The vote marked the second time in a week that the House GOP majority has overridden the Administration on military issues. Republicans contend that Clinton’s heavy involvement in peacekeeping ventures has seriously hurt readiness. The Pentagon disagrees.
Last Thursday, the House passed broad legislation designed to restrict the President’s power to send U.S. forces on United Nations peacekeeping missions and to force the Administration to deduct the cost of such ventures from Washington’s financial contribution to the U.N. peacekeeping budget.
Pentagon estimates show that U.S. participation in peacekeeping operations will have cost the Pentagon about $2.6 billion by the time fiscal 1995 ends Sept. 30.
Since these operations were unexpected, the services paid for them by siphoning money from their operations and maintenance accounts, cutting back training and maintenance in the process. Readiness fell marginally early last autumn.
Republicans also used the legislation in an attempt to revamp the Administration’s military policies by cutting out some Pentagon programs that the White House wants to save.
The measure passed Wednesday, for example, would gut the Technology Reinvestment Program that the Administration has used to help finance development of “dual-use” technology it says would help defense contractors survive after the post-Cold War military drawdown.
It also would slash $190 million in U.S. aid to Moscow--$110 million to help build new housing for Russian military officers who have left the service and $80 million more to help Russia destroy nuclear, biological and chemical weapons.
And it would cut about $150 million now earmarked for environmental cleanup around unneeded military bases.

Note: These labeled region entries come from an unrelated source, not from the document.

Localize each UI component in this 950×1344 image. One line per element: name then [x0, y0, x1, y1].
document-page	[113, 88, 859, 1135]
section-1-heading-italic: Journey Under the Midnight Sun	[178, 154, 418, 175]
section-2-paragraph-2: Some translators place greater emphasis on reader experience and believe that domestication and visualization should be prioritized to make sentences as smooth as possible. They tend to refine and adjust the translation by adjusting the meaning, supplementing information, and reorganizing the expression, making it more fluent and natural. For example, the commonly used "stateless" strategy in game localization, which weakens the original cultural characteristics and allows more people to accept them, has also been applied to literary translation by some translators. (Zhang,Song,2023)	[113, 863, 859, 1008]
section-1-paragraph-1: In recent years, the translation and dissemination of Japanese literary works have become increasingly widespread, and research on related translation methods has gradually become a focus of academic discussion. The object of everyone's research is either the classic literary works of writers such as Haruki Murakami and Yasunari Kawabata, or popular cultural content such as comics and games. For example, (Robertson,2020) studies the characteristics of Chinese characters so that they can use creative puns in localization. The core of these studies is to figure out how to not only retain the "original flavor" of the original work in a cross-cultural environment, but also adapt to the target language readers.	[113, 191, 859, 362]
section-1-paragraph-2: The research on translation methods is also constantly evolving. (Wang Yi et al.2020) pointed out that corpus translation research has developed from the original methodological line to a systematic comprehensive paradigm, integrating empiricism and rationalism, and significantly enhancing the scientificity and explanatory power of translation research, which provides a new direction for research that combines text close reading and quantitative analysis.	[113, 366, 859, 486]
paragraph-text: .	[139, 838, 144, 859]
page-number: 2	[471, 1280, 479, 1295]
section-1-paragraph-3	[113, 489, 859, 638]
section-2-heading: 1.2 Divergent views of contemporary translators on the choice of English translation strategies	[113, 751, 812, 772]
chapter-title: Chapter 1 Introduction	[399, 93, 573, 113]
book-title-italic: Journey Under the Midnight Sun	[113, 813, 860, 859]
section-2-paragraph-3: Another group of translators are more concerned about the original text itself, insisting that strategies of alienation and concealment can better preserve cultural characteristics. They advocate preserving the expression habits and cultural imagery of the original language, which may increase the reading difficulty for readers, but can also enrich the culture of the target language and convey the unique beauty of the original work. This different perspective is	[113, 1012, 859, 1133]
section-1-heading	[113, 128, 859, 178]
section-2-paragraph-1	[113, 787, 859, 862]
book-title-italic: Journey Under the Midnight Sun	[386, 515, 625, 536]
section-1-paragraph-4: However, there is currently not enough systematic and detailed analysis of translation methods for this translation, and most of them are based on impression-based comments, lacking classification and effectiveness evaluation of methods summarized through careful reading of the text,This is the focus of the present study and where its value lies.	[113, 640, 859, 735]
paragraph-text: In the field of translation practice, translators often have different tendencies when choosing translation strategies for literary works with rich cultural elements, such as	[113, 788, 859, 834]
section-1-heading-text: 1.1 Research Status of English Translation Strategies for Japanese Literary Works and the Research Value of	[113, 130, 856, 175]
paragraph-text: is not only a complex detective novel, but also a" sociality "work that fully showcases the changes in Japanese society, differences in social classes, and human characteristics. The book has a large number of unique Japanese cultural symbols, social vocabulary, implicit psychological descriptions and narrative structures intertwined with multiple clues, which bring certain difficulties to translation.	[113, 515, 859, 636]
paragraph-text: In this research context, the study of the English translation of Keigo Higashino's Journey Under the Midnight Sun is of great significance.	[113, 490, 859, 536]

Defense Secretary William J. Perry has vowed to fight vigorously to keep all three appropriations intact.
The legislation also would rescind about $1.4 billion in spending authority for domestic programs, including $200 million for a Labor Department youth training program, $100 million in school construction money and $400 million for space program construction.
The remainder of spending in the bill would be financed by an estimated $360 million that the United States expects to receive in reimbursements from the United Nations and other nations involved in peacekeeping operations.